C'est justement la voix de cette dernière qui répond à celle de son père, à treize ans d'intervalle. A dix-huit ans, elle est orpheline depuis plusieurs années, et a été élevée par Étienne, son oncle paternel, qu'un handicap empêche de travailler. Judith évolue dans un cimetière, celui de la ville dont l'usine a fermé, laissant des stigmates irréversibles : le chômage et la pauvreté, un environnement délabré, sale, une terre contaminée par le plomb. La puissante Silver Company, qui avec la complicité de pouvoirs publics prônant la défense de l'emploi, avait bâti le site, l'a fermé aussi vite, laissant à la charge de la commune un désastre humain, écologique et sanitaire.
Qui s'en préoccupe ? Les victimes sont délaissées, oubliées, leurs problèmes minimisés, leurs doléances méprisées... Il n'y a même pas -ou si peu- de solidarité entre elles, d'ailleurs.

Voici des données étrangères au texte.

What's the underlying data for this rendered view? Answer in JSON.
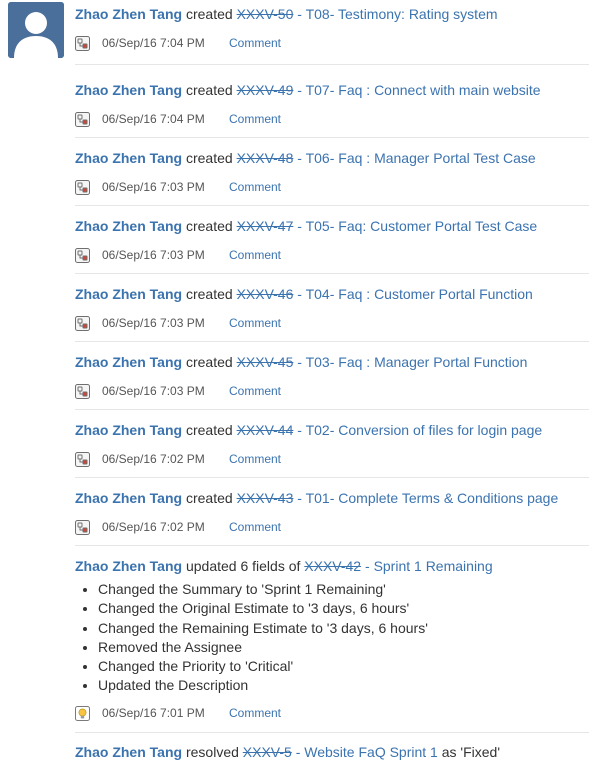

La misère que décrit Pascal Dessaint est sordide, laide, qui avive les haines et les rancunes.
Son récit se déroule dans un monde d'hommes souvent rustres, portés sur l'alcool, d'hommes désespérés, qui peinent à conserver une dignité qui leur a été retirée avec la perte de leur emploi, et de leurs perspectives d'avenir.
Au cœur de ce marasme, la relation qui unit Judith à son oncle est très touchante, tout comme l'humble joie de vivre dont fait preuve la jeune fille, en dépit d'une existence terne et grise, est rafraichissante.

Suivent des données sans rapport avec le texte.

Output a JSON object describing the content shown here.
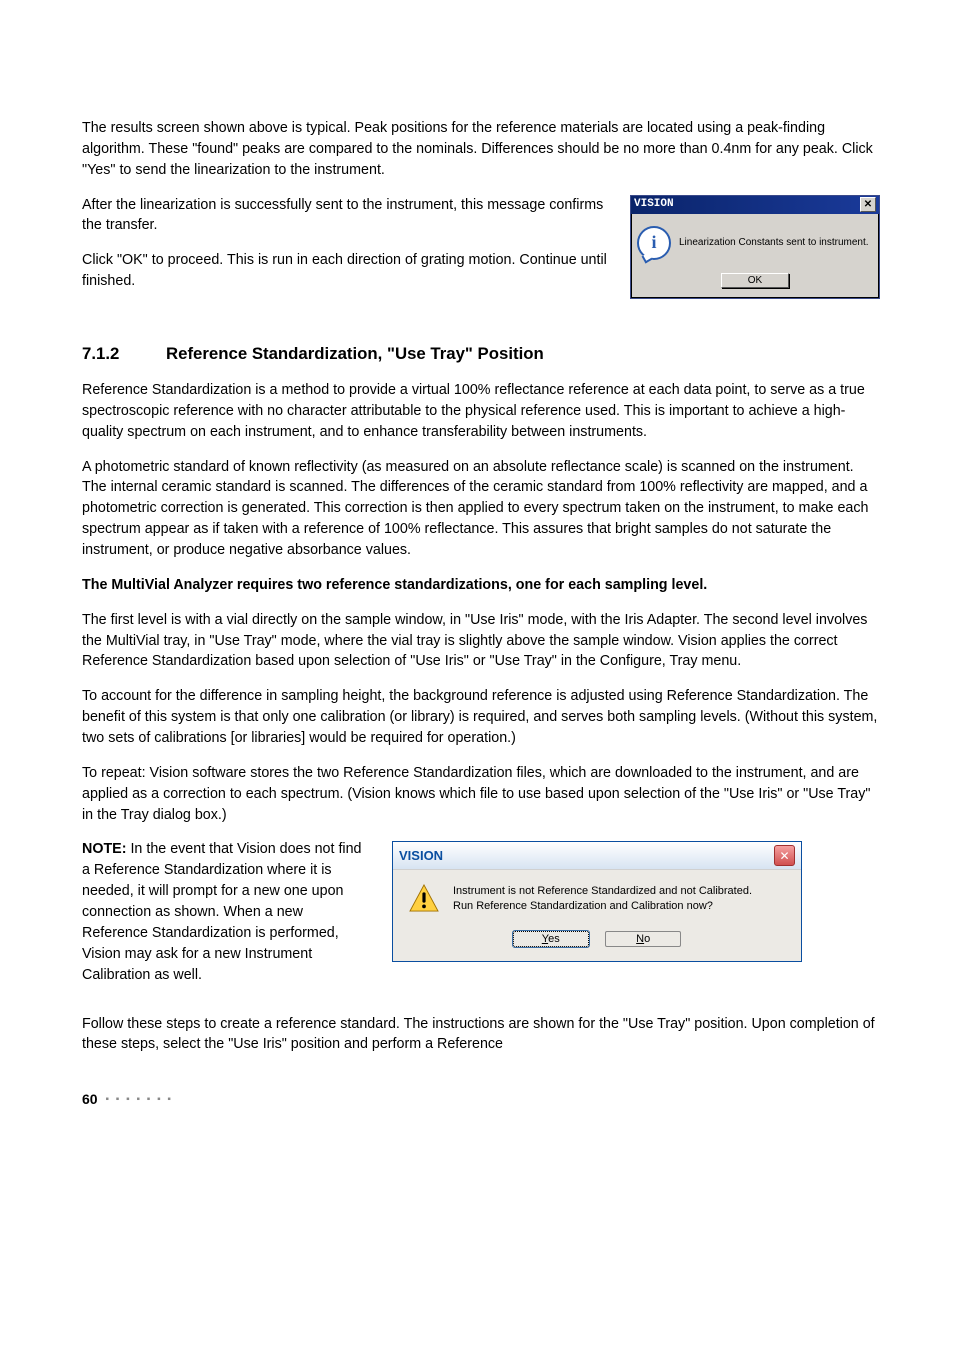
{
  "paragraphs": {
    "p1": "The results screen shown above is typical. Peak positions for the reference materials are located using a peak-finding algorithm. These \"found\" peaks are compared to the nominals. Differences should be no more than 0.4nm for any peak. Click \"Yes\" to send the linearization to the instrument.",
    "p2": "After the linearization is successfully sent to the instrument, this message confirms the transfer.",
    "p3": "Click \"OK\" to proceed. This is run in each direction of grating motion. Continue until finished.",
    "p4": "Reference Standardization is a method to provide a virtual 100% reflectance reference at each data point, to serve as a true spectroscopic reference with no character attributable to the physical reference used. This is important to achieve a high-quality spectrum on each instrument, and to enhance transferability between instruments.",
    "p5": "A photometric standard of known reflectivity (as measured on an absolute reflectance scale) is scanned on the instrument. The internal ceramic standard is scanned. The differences of the ceramic standard from 100% reflectivity are mapped, and a photometric correction is generated. This correction is then applied to every spectrum taken on the instrument, to make each spectrum appear as if taken with a reference of 100% reflectance. This assures that bright samples do not saturate the instrument, or produce negative absorbance values.",
    "p6": "The MultiVial Analyzer requires two reference standardizations, one for each sampling level.",
    "p7": "The first level is with a vial directly on the sample window, in \"Use Iris\" mode, with the Iris Adapter. The second level involves the MultiVial tray, in \"Use Tray\" mode, where the vial tray is slightly above the sample window. Vision applies the correct Reference Standardization based upon selection of \"Use Iris\" or \"Use Tray\" in the Configure, Tray menu.",
    "p8": "To account for the difference in sampling height, the background reference is adjusted using Reference Standardization. The benefit of this system is that only one calibration (or library) is required, and serves both sampling levels. (Without this system, two sets of calibrations [or libraries] would be required for operation.)",
    "p9": "To repeat: Vision software stores the two Reference Standardization files, which are downloaded to the instrument, and are applied as a correction to each spectrum. (Vision knows which file to use based upon selection of the \"Use Iris\" or \"Use Tray\" in the Tray dialog box.)",
    "p10_note": "NOTE:",
    "p10_body": " In the event that Vision does not find a Reference Standardization where it is needed, it will prompt for a new one upon connection as shown. When a new Reference Standardization is performed, Vision may ask for a new Instrument Calibration as well.",
    "p11": "Follow these steps to create a reference standard. The instructions are shown for the \"Use Tray\" position. Upon completion of these steps, select the \"Use Iris\" position and perform a Reference"
  },
  "heading": {
    "number": "7.1.2",
    "title": "Reference Standardization, \"Use Tray\" Position"
  },
  "dialog1": {
    "title": "VISION",
    "message": "Linearization Constants sent to instrument.",
    "ok": "OK"
  },
  "dialog2": {
    "title": "VISION",
    "message_line1": "Instrument is not Reference Standardized and not Calibrated.",
    "message_line2": "Run Reference Standardization and Calibration now?",
    "yes_u": "Y",
    "yes_rest": "es",
    "no_u": "N",
    "no_rest": "o"
  },
  "footer": {
    "page": "60",
    "dots": "▪ ▪ ▪ ▪ ▪ ▪ ▪"
  }
}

Avec "Les derniers jours d'un homme", l'auteur donne la parole à ceux que nous n'avons pas l'habitude d'entendre, ces oubliés sacrifiés sur l'autel du profit.
Il nous immerge dans un univers que l'on voudrait croire irréaliste tant il est glauque, qui fait d'autant plus froid dans le dos quand on réalise que c'est pourtant bien le nôtre...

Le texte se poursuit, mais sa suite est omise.